Editorial: Congress’s new symbolic budget


After seemingly endless rhetoric from our congressional representatives on cutting government spending, it looks like some are finally getting serious about doing it.

On Tuesday, the U.S. Senate passed the first joint congressional budget plan in six years. However, this is largely a result of Republican dominance in the last election cycle: the 51-48 vote on the budget came down almost entirely on party lines.

The plan would cut spending by $5.3 trillion over the next 10 years, a jaw-dropping figure, considering the current U.S. debt of $18.1 trillion. As expected, these cuts would be made mostly from such programs as Medicare and Medicaid, $4.2 trillion in reduced funding to be exact.

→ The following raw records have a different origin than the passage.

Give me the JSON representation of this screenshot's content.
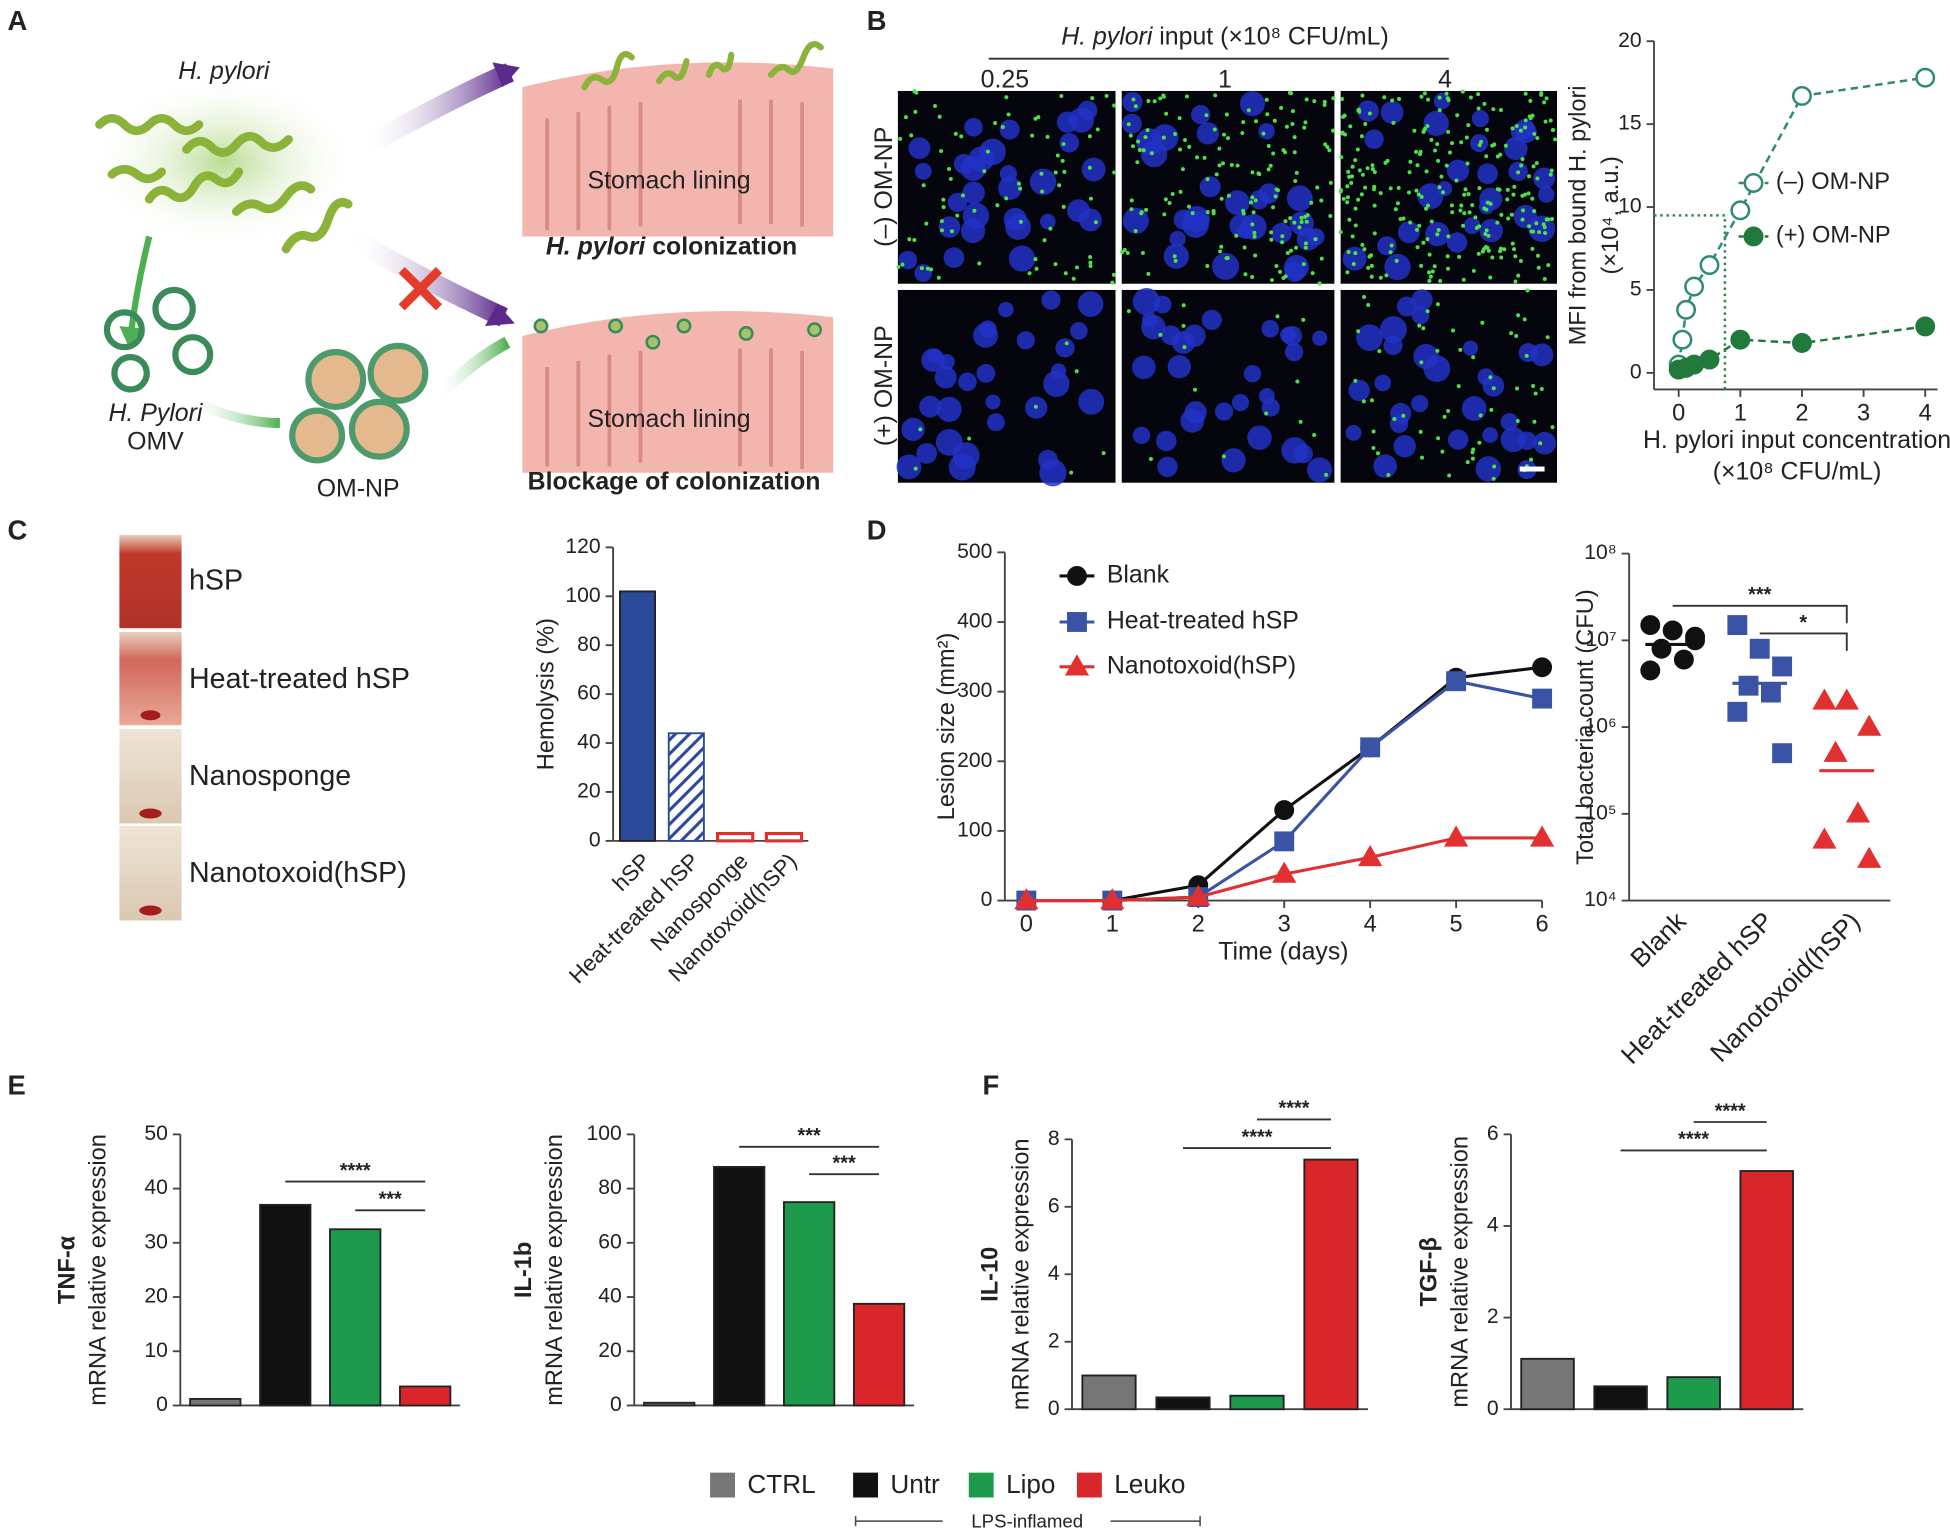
{
  "labels": {
    "panels": [
      "A",
      "B",
      "C",
      "D",
      "E",
      "F"
    ],
    "a": {
      "bacteria": "H. pylori",
      "omv": [
        "H. Pylori",
        "OMV"
      ],
      "omnp": "OM-NP",
      "lining_top": "Stomach lining",
      "lining_bottom": "Stomach lining",
      "colonization_species": "H. pylori",
      "colonization": " colonization",
      "blockage": "Blockage of colonization"
    },
    "b": {
      "input_species": "H. pylori",
      "input": " input (×10⁸ CFU/mL)",
      "columns": [
        "0.25",
        "1",
        "4"
      ],
      "rows": [
        "(–) OM-NP",
        "(+) OM-NP"
      ]
    },
    "c": {
      "tubes": [
        "hSP",
        "Heat-treated hSP",
        "Nanosponge",
        "Nanotoxoid(hSP)"
      ]
    }
  },
  "legend": {
    "items": [
      {
        "name": "CTRL",
        "color": "#767676"
      },
      {
        "name": "Untr",
        "color": "#111111"
      },
      {
        "name": "Lipo",
        "color": "#1e9a4c"
      },
      {
        "name": "Leuko",
        "color": "#d9262b"
      }
    ],
    "note": "LPS-inflamed"
  },
  "chart_data": [
    {
      "type": "scatter",
      "ylabel": [
        "MFI from bound H. pylori",
        "(×10⁴, a.u.)"
      ],
      "xlabel": [
        "H. pylori input concentration",
        "(×10⁸ CFU/mL)"
      ],
      "xlim": [
        -0.4,
        4.2
      ],
      "xticks": [
        0,
        1,
        2,
        3,
        4
      ],
      "ylim": [
        -1,
        20
      ],
      "yticks": [
        0,
        5,
        10,
        15,
        20
      ],
      "reference": {
        "x": 0.75,
        "y": 9.5
      },
      "series": [
        {
          "name": "(–) OM-NP",
          "color": "#2e8b6e",
          "filled": false,
          "x": [
            0,
            0.06,
            0.12,
            0.25,
            0.5,
            1,
            2,
            4
          ],
          "values": [
            0.5,
            2,
            3.8,
            5.2,
            6.5,
            9.8,
            16.7,
            17.8
          ]
        },
        {
          "name": "(+) OM-NP",
          "color": "#1f7a3c",
          "filled": true,
          "x": [
            0,
            0.12,
            0.25,
            0.5,
            1,
            2,
            4
          ],
          "values": [
            0.2,
            0.3,
            0.5,
            0.8,
            2,
            1.8,
            2.8
          ]
        }
      ]
    },
    {
      "type": "bar",
      "ylabel": "Hemolysis (%)",
      "categories": [
        "hSP",
        "Heat-treated hSP",
        "Nanosponge",
        "Nanotoxoid(hSP)"
      ],
      "values": [
        102,
        44,
        3,
        3
      ],
      "colors": [
        "#2b4a9a",
        "#2b4a9a",
        "#e03030",
        "#e03030"
      ],
      "fill_styles": [
        "solid",
        "hatch",
        "outline",
        "outline"
      ],
      "ylim": [
        0,
        120
      ],
      "yticks": [
        0,
        20,
        40,
        60,
        80,
        100,
        120
      ]
    },
    {
      "type": "line",
      "ylabel": "Lesion size (mm²)",
      "xlabel": "Time (days)",
      "x": [
        0,
        1,
        2,
        3,
        4,
        5,
        6
      ],
      "xlim": [
        -0.25,
        6
      ],
      "xticks": [
        0,
        1,
        2,
        3,
        4,
        5,
        6
      ],
      "ylim": [
        0,
        500
      ],
      "yticks": [
        0,
        100,
        200,
        300,
        400,
        500
      ],
      "series": [
        {
          "name": "Blank",
          "color": "#111111",
          "marker": "circle",
          "values": [
            0,
            0,
            22,
            130,
            220,
            320,
            335
          ]
        },
        {
          "name": "Heat-treated hSP",
          "color": "#3a53a4",
          "marker": "square",
          "values": [
            0,
            0,
            5,
            85,
            220,
            315,
            290
          ]
        },
        {
          "name": "Nanotoxoid(hSP)",
          "color": "#e03030",
          "marker": "triangle",
          "values": [
            0,
            0,
            5,
            38,
            62,
            90,
            90
          ]
        }
      ]
    },
    {
      "type": "strip",
      "log_y": true,
      "ylabel": "Total bacteria count (CFU)",
      "categories": [
        "Blank",
        "Heat-treated hSP",
        "Nanotoxoid(hSP)"
      ],
      "ylim": [
        10000,
        100000000
      ],
      "yticks": [
        {
          "value": 10000,
          "label": "10⁴"
        },
        {
          "value": 100000,
          "label": "10⁵"
        },
        {
          "value": 1000000,
          "label": "10⁶"
        },
        {
          "value": 10000000,
          "label": "10⁷"
        },
        {
          "value": 100000000,
          "label": "10⁸"
        }
      ],
      "series": [
        {
          "name": "Blank",
          "color": "#111111",
          "marker": "circle",
          "values": [
            15000000,
            13000000,
            10000000,
            8000000,
            6000000,
            4500000,
            11000000
          ]
        },
        {
          "name": "Heat-treated hSP",
          "color": "#3a53a4",
          "marker": "square",
          "values": [
            15000000,
            8000000,
            5000000,
            3000000,
            2500000,
            1500000,
            500000
          ]
        },
        {
          "name": "Nanotoxoid(hSP)",
          "color": "#e03030",
          "marker": "triangle",
          "values": [
            2000000,
            2000000,
            1000000,
            500000,
            100000,
            50000,
            30000
          ]
        }
      ],
      "annotations": [
        {
          "text": "***",
          "from": 0,
          "to": 2,
          "y": 25000000
        },
        {
          "text": "*",
          "from": 1,
          "to": 2,
          "y": 12000000
        }
      ]
    },
    {
      "type": "bar",
      "ylabel": [
        "TNF-α",
        "mRNA relative expression"
      ],
      "values": [
        1.2,
        37,
        32.5,
        3.5
      ],
      "ylim": [
        0,
        50
      ],
      "yticks": [
        0,
        10,
        20,
        30,
        40,
        50
      ],
      "annotations": [
        {
          "text": "****",
          "from": 1,
          "to": 3,
          "y": 41.3
        },
        {
          "text": "***",
          "from": 2,
          "to": 3,
          "y": 36
        }
      ]
    },
    {
      "type": "bar",
      "ylabel": [
        "IL-1b",
        "mRNA relative expression"
      ],
      "values": [
        1,
        88,
        75,
        37.5
      ],
      "ylim": [
        0,
        100
      ],
      "yticks": [
        0,
        20,
        40,
        60,
        80,
        100
      ],
      "annotations": [
        {
          "text": "***",
          "from": 1,
          "to": 3,
          "y": 95.4
        },
        {
          "text": "***",
          "from": 2,
          "to": 3,
          "y": 85.3
        }
      ]
    },
    {
      "type": "bar",
      "ylabel": [
        "IL-10",
        "mRNA relative expression"
      ],
      "values": [
        1,
        0.35,
        0.4,
        7.4
      ],
      "ylim": [
        0,
        8
      ],
      "yticks": [
        0,
        2,
        4,
        6,
        8
      ],
      "annotations": [
        {
          "text": "****",
          "from": 1,
          "to": 3,
          "y": 7.74
        },
        {
          "text": "****",
          "from": 2,
          "to": 3,
          "y": 8.59
        }
      ]
    },
    {
      "type": "bar",
      "ylabel": [
        "TGF-β",
        "mRNA relative expression"
      ],
      "values": [
        1.1,
        0.5,
        0.7,
        5.2
      ],
      "ylim": [
        0,
        6
      ],
      "yticks": [
        0,
        2,
        4,
        6
      ],
      "annotations": [
        {
          "text": "****",
          "from": 1,
          "to": 3,
          "y": 5.65
        },
        {
          "text": "****",
          "from": 2,
          "to": 3,
          "y": 6.27
        }
      ]
    }
  ]
}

While this would certainly come with adverse effects, the notion that Congress has the ability to pass a balanced budget is encouraging. While government may need to rack up the debt and deficit in the short term in order to get through tough economic times, it’s important to recognize that this mode of spending should not be permanent. If nothing else, this resolution puts that notion at the forefront of public discourse.

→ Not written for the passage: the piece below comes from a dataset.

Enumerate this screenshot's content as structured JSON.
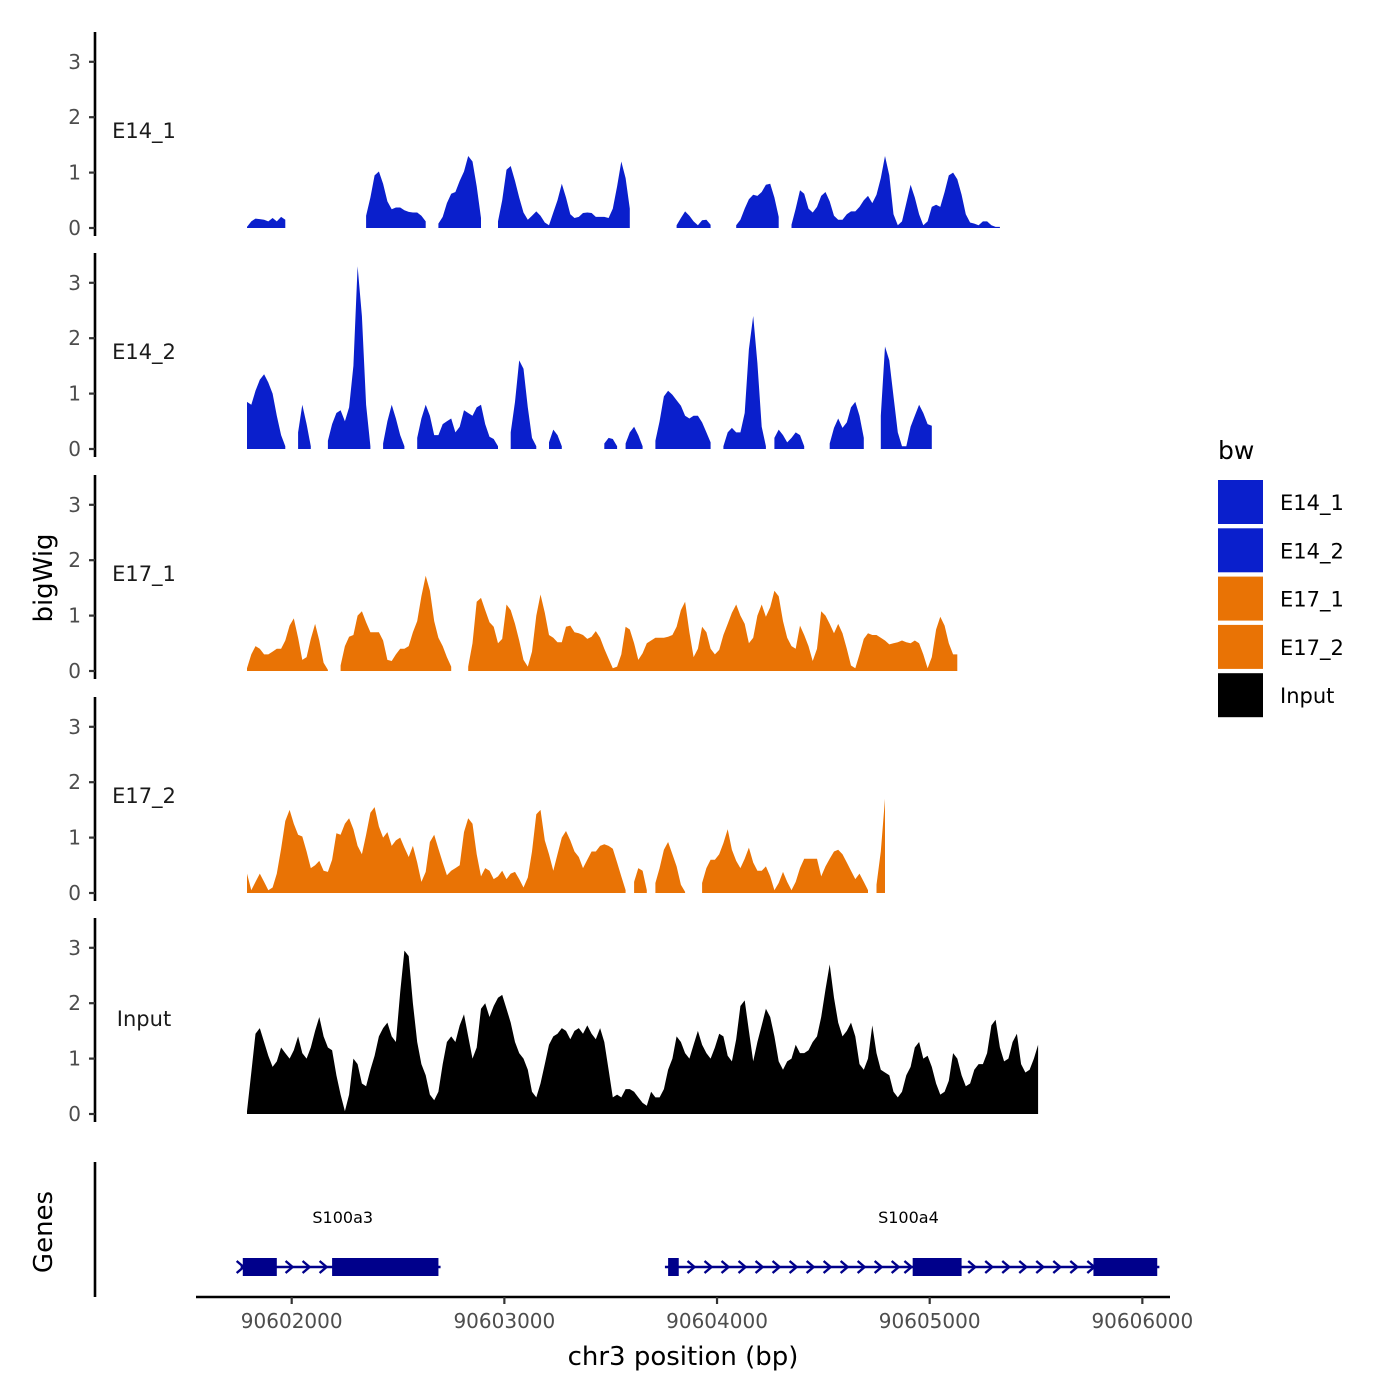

That notion is one that seems to be perpetually on the back burner in thinking about policy. It’s easy to advocate for increased spending on a key issue (as The Daily Iowan Editorial Board often does) even when it means the government will be in debt because of it. It’s a lot harder to acknowledge that, eventually, interest on this debt will balloon to create an unsustainable method of operation.

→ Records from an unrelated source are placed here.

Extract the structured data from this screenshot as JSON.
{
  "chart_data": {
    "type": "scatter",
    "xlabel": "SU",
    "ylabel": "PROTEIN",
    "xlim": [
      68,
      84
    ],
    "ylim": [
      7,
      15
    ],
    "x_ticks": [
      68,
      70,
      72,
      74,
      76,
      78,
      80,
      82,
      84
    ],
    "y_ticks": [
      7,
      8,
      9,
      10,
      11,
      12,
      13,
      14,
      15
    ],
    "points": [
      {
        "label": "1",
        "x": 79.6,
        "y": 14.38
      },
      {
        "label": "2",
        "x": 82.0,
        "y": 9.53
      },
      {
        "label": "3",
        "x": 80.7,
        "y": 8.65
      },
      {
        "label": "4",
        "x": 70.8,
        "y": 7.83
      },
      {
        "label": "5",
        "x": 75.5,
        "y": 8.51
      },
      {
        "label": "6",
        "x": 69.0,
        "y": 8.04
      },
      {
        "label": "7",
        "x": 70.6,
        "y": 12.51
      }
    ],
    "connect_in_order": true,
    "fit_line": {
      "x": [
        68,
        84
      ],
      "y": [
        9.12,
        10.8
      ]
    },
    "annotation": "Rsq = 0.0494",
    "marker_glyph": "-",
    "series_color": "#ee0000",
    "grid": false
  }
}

But the big headline of the budget proposal is that it would completely eliminate the Affordable Care Act, the domestic hallmark of President Obama. Many of these freshman Republicans were elected on the premise that they fight to repeal the legislation, and it seems they’ve tried to hold up their end of the promise. However, though the budget itself has cleared both chambers of Congress, the details of how to implement it could mean its demise. Committee members must work out how exactly the cuts would be applied across the United States.

Because Congress sets budget resolutions independent of White House approval, Obama does not have the chance to veto this particular legislation. Yet in order to finalize each of these proposals contained within it, separate appropriation bills must be drafted and signed to put these cuts into action, and when those bills are sent to the White House, it’s unlikely that the president will sign them.

Republicans seem to have already acquiesced to this. “I’m not sure we can pass these bills,” Rep. Harold Rogers, the Republican House Appropriations Committee chairman, told the New York Times, “I think there’s a deal to be made.”

Therein lies the true nature of this spending resolution: It is intended as a message about the Republicans’ spending positions. There’s no real expectation to get this particular version finalized. Hopefully, both parties can come to the negotiating table with good faith and hammer out something that the president, and the American people, can accept.